L’ex presidente Marzouki, 69 anni, leader del Congresso per la repubblica, era l’icona della rivoluzione (ex dissidente e esperto di diritti umani) ma ha dissipato nel tempo il consenso della base al punto da farsi superare nel favore da Essebsi, uno che ha esperienza ma anche perché è stato diverse volte al governo durante la presidenza di Ben Ali. In parlamento la maggioranza è laica ed esprimerà il premier, che ha moltissimi poteri. Ma nulla per ora lascia prevedere una mancanza di collaborazione con l’opposizione. La società, giovanissima come le altre della regione, cresce e migliora (ogni anno ci sono circa 70.000 nuovi laureati in ingegneria, informatica, comunicazione e facoltà tecniche e ci sono già 10 parchi tecnologici nel paese). Le donne sono fortissime (come ovunque nel mondo arabo musulmano) e si fanno anche sentire.

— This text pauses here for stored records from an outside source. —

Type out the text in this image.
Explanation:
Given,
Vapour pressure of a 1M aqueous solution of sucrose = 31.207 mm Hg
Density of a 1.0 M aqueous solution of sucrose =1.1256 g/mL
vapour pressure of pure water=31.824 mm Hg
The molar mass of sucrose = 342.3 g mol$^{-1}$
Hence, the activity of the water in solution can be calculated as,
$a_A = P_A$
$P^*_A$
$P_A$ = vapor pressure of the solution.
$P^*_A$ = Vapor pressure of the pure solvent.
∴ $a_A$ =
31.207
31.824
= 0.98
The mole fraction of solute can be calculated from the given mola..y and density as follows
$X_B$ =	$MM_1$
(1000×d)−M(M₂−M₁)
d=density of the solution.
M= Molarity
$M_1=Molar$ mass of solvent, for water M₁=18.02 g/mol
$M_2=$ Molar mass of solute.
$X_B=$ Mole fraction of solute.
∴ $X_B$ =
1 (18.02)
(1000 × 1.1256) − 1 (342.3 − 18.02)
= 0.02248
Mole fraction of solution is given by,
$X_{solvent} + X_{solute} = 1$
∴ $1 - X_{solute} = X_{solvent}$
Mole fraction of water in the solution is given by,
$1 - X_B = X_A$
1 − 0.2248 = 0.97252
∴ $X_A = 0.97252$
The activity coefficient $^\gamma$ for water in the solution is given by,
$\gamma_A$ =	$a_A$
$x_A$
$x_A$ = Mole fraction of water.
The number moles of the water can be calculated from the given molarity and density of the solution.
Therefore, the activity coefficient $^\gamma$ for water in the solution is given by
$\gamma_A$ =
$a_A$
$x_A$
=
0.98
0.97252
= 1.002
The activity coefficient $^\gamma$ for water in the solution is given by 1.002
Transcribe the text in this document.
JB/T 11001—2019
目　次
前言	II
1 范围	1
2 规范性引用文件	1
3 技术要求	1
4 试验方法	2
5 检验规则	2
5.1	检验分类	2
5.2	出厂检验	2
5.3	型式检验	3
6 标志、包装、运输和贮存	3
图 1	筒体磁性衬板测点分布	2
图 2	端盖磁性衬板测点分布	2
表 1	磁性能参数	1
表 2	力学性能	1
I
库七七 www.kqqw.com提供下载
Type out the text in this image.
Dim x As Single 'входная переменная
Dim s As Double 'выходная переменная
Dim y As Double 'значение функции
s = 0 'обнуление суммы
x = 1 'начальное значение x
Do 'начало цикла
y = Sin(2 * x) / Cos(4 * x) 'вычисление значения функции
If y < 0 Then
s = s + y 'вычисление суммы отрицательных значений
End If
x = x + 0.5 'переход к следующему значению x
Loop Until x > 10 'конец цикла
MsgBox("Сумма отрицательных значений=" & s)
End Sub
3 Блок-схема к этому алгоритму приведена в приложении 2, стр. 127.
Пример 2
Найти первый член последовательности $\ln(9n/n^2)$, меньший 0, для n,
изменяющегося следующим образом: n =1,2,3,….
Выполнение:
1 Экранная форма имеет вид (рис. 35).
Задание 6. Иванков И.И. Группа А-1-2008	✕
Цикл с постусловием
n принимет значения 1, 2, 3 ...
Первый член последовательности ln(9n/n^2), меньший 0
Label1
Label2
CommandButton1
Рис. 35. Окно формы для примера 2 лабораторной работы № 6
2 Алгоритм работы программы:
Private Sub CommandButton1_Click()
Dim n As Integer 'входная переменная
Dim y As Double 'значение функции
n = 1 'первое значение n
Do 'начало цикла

E’ il paradiso? Ovviamente no. Anche le elezioni hanno avuto problemi, irregolarità, contestazioni. Il vecchio regime continua a lavorare per insinuarsi tra le pieghe del nuovo corso. I fondamentalisti soffiano vento gelido dalla Libia (i confini con la Libia ieri erano stati chiusi). Eppure oggi la memoria del fruttivendolo Mohammed Bouazizi, che dandosi fuoco alla fine del 2010 innescò involontariamente un processo storico irreversibile, è onorata. Anche se nella sua città natale, Sidi Bouzid, le condizioni economiche sono ancora così disastrate da far rimpiangere il passato oggi è un giorno di festa: forza Tunisia. Da qualche parte bisogna pur cominciare a sperare.